Same technique is used to show the number of tweets by hour or day. In the figure below that show the source of tweets, I can see a clear pattern that I tweet with my phone as soon as I wake up, then do with a computer as I start to work, then the ratio of phone use increases in the evening.

Stacked bars to show the source of tweets (green: big screen, orange: small screen)

Pie chart for the ratio of types

Pie charts of four categories. Selected Category is highlighted.

The stacked bar chart is useful for investigating the change of tweets over time. In addition to that, I wanted to provide an easier way of showing the ratio of types of tweets in a given time. These four pie/donut charts aggregate all the tweets in the selected time range.

Matrix (Heat Map) view for day/hour

Number of all tweets (not categorized) by day and hour

I used Matrix view only for the “All Tweets” so I can encode only one property of dataset (number of tweets) into a visual attribute (opacity of area-filling color). For my past projects I liked to use heat map with limited number (usually maximum 7) of steps within two colors. This way, each color can present a discrete group of the entire range. I like the aesthetics of such distinctive use of colors, however for this project, I wanted to show the subtle difference among the 7x24 data points, which is also a simpler choice for coding.

Opacity is a great way to distinguish the relative difference with neighboring elements. But the exact value is hard to decode despite the legend of data range in a gradient. To support this, I added mouseover interaction that triggers a tooltip. This function is not supported for smaller screens.

All connected visualizations for friend search

In contrast to the Tweets view that has conventional sub-menu type of content structure, the Friends view is a search-driven single page style.

Four components (search/dropdown list of friends, line graphs, force-directed network graph, and a scatter plot) function as user interface through which a friend can be selected. When a friend is selected, all visualization in Friends view are updated specifying the status of the friend.
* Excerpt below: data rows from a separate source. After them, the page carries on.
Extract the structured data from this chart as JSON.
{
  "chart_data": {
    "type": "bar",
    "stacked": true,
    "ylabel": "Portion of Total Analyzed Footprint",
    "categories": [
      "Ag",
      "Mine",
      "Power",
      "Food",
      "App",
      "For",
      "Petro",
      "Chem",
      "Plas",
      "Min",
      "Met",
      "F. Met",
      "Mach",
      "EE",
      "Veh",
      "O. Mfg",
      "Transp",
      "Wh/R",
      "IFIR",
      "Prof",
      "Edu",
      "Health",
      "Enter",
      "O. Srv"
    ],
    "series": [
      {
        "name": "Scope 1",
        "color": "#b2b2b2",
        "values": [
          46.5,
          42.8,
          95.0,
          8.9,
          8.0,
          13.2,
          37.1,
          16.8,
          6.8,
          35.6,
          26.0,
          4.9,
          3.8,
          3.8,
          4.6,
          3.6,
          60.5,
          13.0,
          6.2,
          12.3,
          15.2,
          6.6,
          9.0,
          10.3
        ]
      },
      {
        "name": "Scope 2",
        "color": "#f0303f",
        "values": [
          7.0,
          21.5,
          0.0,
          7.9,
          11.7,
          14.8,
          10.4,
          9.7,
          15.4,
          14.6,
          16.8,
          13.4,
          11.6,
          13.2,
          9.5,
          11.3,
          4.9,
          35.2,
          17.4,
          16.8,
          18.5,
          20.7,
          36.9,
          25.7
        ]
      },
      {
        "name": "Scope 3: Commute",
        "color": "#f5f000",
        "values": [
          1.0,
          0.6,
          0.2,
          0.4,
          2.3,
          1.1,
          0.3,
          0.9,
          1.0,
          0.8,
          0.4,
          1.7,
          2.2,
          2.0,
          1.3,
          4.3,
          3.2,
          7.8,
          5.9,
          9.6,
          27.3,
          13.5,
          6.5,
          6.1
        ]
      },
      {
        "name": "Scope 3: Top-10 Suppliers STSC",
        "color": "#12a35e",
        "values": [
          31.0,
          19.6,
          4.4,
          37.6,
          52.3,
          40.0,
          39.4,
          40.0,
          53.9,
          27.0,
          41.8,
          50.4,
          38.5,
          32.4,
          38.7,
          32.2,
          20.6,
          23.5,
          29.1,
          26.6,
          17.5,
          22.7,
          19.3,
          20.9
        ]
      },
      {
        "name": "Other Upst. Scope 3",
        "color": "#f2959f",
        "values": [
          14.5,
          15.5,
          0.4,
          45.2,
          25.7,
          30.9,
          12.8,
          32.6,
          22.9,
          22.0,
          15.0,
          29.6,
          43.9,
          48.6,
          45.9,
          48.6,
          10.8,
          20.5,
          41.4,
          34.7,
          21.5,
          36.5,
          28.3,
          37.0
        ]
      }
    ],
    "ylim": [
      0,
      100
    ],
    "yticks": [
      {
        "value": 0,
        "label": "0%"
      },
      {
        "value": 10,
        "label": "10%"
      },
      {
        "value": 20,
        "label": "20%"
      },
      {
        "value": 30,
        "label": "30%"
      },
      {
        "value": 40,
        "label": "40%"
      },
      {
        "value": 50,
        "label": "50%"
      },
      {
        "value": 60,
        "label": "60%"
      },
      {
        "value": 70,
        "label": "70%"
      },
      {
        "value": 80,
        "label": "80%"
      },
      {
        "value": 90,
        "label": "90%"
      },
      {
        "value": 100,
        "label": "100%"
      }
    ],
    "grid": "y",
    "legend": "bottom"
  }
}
Line graphs for mentions to friends

Early prototyping of line graphs for friends

This is the very first visualization I made for this project. The figure is a screenshot from an early phase of development. This can be interesting but too cluttered, so I wanted to encode one more dimension of the dataset, possibly categorical data so colors can be used. The idea of tagging friends as real world and/or online friend that I explained earlier originally came from this needs. This is a great example of iterative data visualization design; datasets are not always complete before handed to a designer. Ideas for interesting visualization can trigger creation of new data attributes.

With color coding, I can see clearly that I talked with people that I already know in real world, then I expanded my network to people I’ve never met. Then I met some of them in person when I had a chance to visit the city where they live. I met some of them for multiple times and I appreciate the network that is created thanks to Twitter.

Scatterplot

One of the simplest visualizations to encode two dimensional data is scatterplot. I used this to encode the number of mentions (X axis) and the duration of conversation (Y axis). Each dot represents a single friend and is color-coded with the matching category used in the line graphs.

Force-directed graph

Tracing mentioned accounts of each tweet, I analyzed how my friends are connected to one another. A common visualization form is force-directed graph and I started to code this with this example. Each node (circle) is color coded same as line graphs and scatterplot, the thickness of edge (line between two circles) represents the number of appearing together in a tweet. When a friend is selected the corresponding node and edges are highlighted.

Histograms & distribution curves & ranking

Before I made scatterplot, I made two separate histograms to show the distribution of number of mentions, and that of duration of communication. Before I made these histograms, I had anticipated the look would be close to normal distribution. But the fact was very surprising. Many of my Twitter friends (+250 out of 349) have received mentions fewer than total 100 mentions whereas a few have more than 2000 mentions. The duration graph was not as extreme as the count one, but still showed similar pattern. In fact, these screwed distribution led me to make the scatterplot to display every single friend juxtaposing the two dimensions-count and duration. In addition, after parsing the network graph data, I thought showing the distribution of the number of shared friend would be fun too.

I put a curve of the distribution over the histogram, then listed top 10 friends in each category. Histogram itself isn’t equipped with interactive features but shows a selected friend’s status.